4. From `PendingBanner`, click "Dismiss" → confirm banner dismissal and no terminal timestamps.
5. Trigger the nudge state (3+ post-apply messages) → click "Still checking" → enter a reason → confirm pending state takes over.
6. From a pending fix, use page-level Resolve → confirm the fix is patched to `applied_success` before the resolution note.
7. From a pending fix, use page-level Escalate → confirm the outcome intercept appears before the conclude modal.
After QA passes, commit/push the local review fixes and merge PR #156.

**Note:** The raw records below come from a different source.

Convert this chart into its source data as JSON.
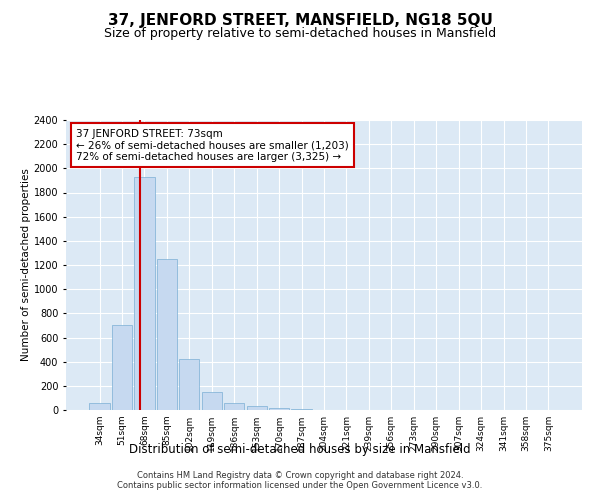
{
  "title_line1": "37, JENFORD STREET, MANSFIELD, NG18 5QU",
  "title_line2": "Size of property relative to semi-detached houses in Mansfield",
  "xlabel": "Distribution of semi-detached houses by size in Mansfield",
  "ylabel": "Number of semi-detached properties",
  "categories": [
    "34sqm",
    "51sqm",
    "68sqm",
    "85sqm",
    "102sqm",
    "119sqm",
    "136sqm",
    "153sqm",
    "170sqm",
    "187sqm",
    "204sqm",
    "221sqm",
    "239sqm",
    "256sqm",
    "273sqm",
    "290sqm",
    "307sqm",
    "324sqm",
    "341sqm",
    "358sqm",
    "375sqm"
  ],
  "values": [
    60,
    700,
    1930,
    1250,
    420,
    145,
    55,
    35,
    20,
    10,
    3,
    1,
    0,
    0,
    0,
    0,
    0,
    0,
    0,
    0,
    0
  ],
  "bar_color": "#c6d9f0",
  "bar_edge_color": "#7aafd4",
  "vline_color": "#cc0000",
  "annotation_box_text": "37 JENFORD STREET: 73sqm\n← 26% of semi-detached houses are smaller (1,203)\n72% of semi-detached houses are larger (3,325) →",
  "annotation_box_color": "#cc0000",
  "ylim": [
    0,
    2400
  ],
  "yticks": [
    0,
    200,
    400,
    600,
    800,
    1000,
    1200,
    1400,
    1600,
    1800,
    2000,
    2200,
    2400
  ],
  "background_color": "#dce9f5",
  "footer_line1": "Contains HM Land Registry data © Crown copyright and database right 2024.",
  "footer_line2": "Contains public sector information licensed under the Open Government Licence v3.0.",
  "title_fontsize": 11,
  "subtitle_fontsize": 9,
  "bar_width": 0.9
}
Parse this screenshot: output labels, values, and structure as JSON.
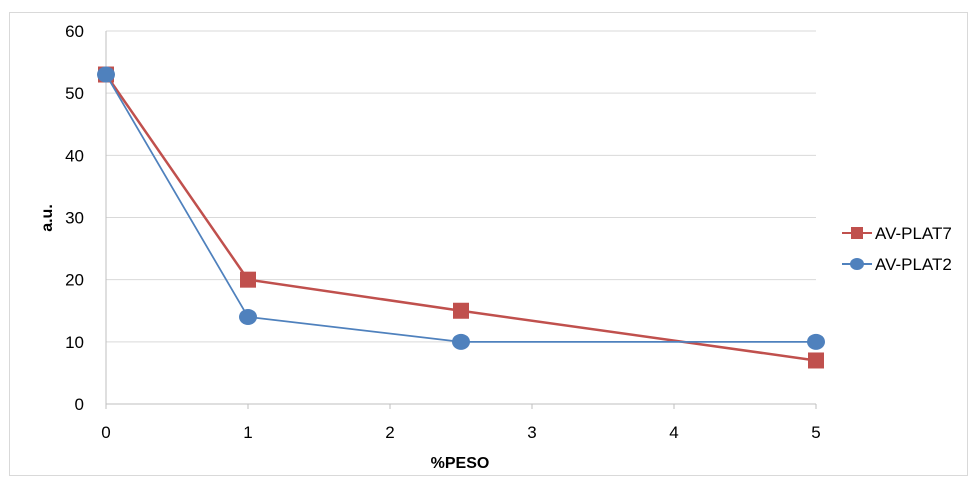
{
  "chart_data": {
    "type": "line",
    "title": "",
    "xlabel": "%PESO",
    "ylabel": "a.u.",
    "xlim": [
      0,
      5
    ],
    "ylim": [
      0,
      60
    ],
    "xticks": [
      "0",
      "1",
      "2",
      "3",
      "4",
      "5"
    ],
    "yticks": [
      "0",
      "10",
      "20",
      "30",
      "40",
      "50",
      "60"
    ],
    "grid": "horizontal",
    "legend": "right",
    "series": [
      {
        "name": "AV-PLAT7",
        "color": "#c0504d",
        "marker": "square",
        "x": [
          0,
          1,
          2.5,
          5
        ],
        "y": [
          53,
          20,
          15,
          7
        ]
      },
      {
        "name": "AV-PLAT2",
        "color": "#4f81bd",
        "marker": "circle",
        "x": [
          0,
          1,
          2.5,
          5
        ],
        "y": [
          53,
          14,
          10,
          10
        ]
      }
    ]
  }
}
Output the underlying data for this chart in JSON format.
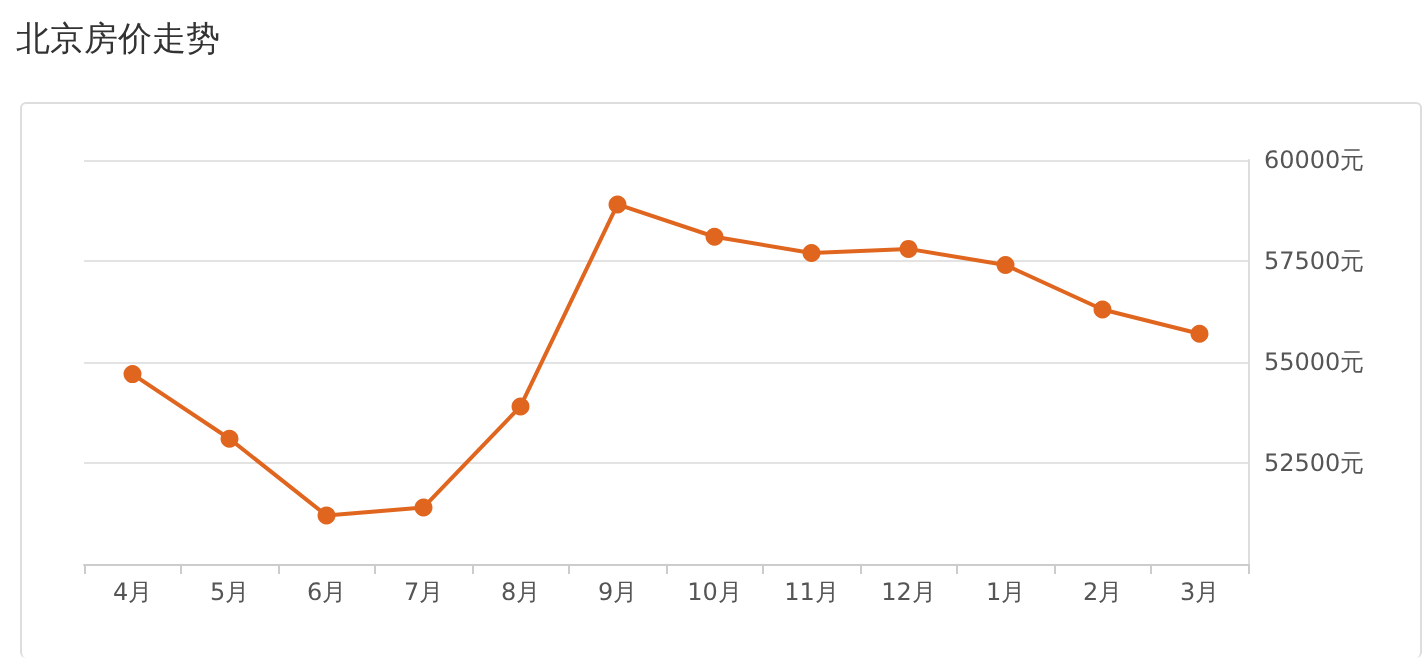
{
  "chart_data": {
    "type": "line",
    "title": "北京房价走势",
    "categories": [
      "4月",
      "5月",
      "6月",
      "7月",
      "8月",
      "9月",
      "10月",
      "11月",
      "12月",
      "1月",
      "2月",
      "3月"
    ],
    "series": [
      {
        "color": "#e0661f",
        "values": [
          54700,
          53100,
          51200,
          51400,
          53900,
          58900,
          58100,
          57700,
          57800,
          57400,
          56300,
          55700
        ]
      }
    ],
    "ylim": [
      50000,
      60000
    ],
    "yticks": [
      {
        "value": 50000,
        "label": null
      },
      {
        "value": 52500,
        "label": "52500元"
      },
      {
        "value": 55000,
        "label": "55000元"
      },
      {
        "value": 57500,
        "label": "57500元"
      },
      {
        "value": 60000,
        "label": "60000元"
      }
    ],
    "grid": "y",
    "marker": "circle",
    "line_style": "solid"
  }
}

## Just-shipped (2026-04-30)
**PR #155 — Escalation Mode wedge** merged into main as `ac42f97`. The wedge for ResolutionFlow's GTM (first paying-customer push). Senior tech sees structured handoff context in seconds via the magic-moment screen. Plan: [`docs/plans/2026-04-27-escalation-mode-wedge-design.md`](../docs/plans/2026-04-27-escalation-mode-wedge-design.md).
## Two-metric framing (Escalation Mode — read before quoting numbers)
The in-product `GET /analytics/flowpilot/escalations` endpoint measures *post-claim time-to-first-action*. The "minutes recovered" sales claim is `manual_baseline in_product_metric`. Manual baseline comes from the founder's stopwatch on the next 5 escalations. Don't roll the in-product number alone into "minutes recovered" — that's the apples-to-oranges miscount Codex caught.
## Kill-switch (Escalation Mode)
Week 8: if 0 of 3 pilots produce a verifiable hours-saved-per-week number above 1.0, revisit the wedge.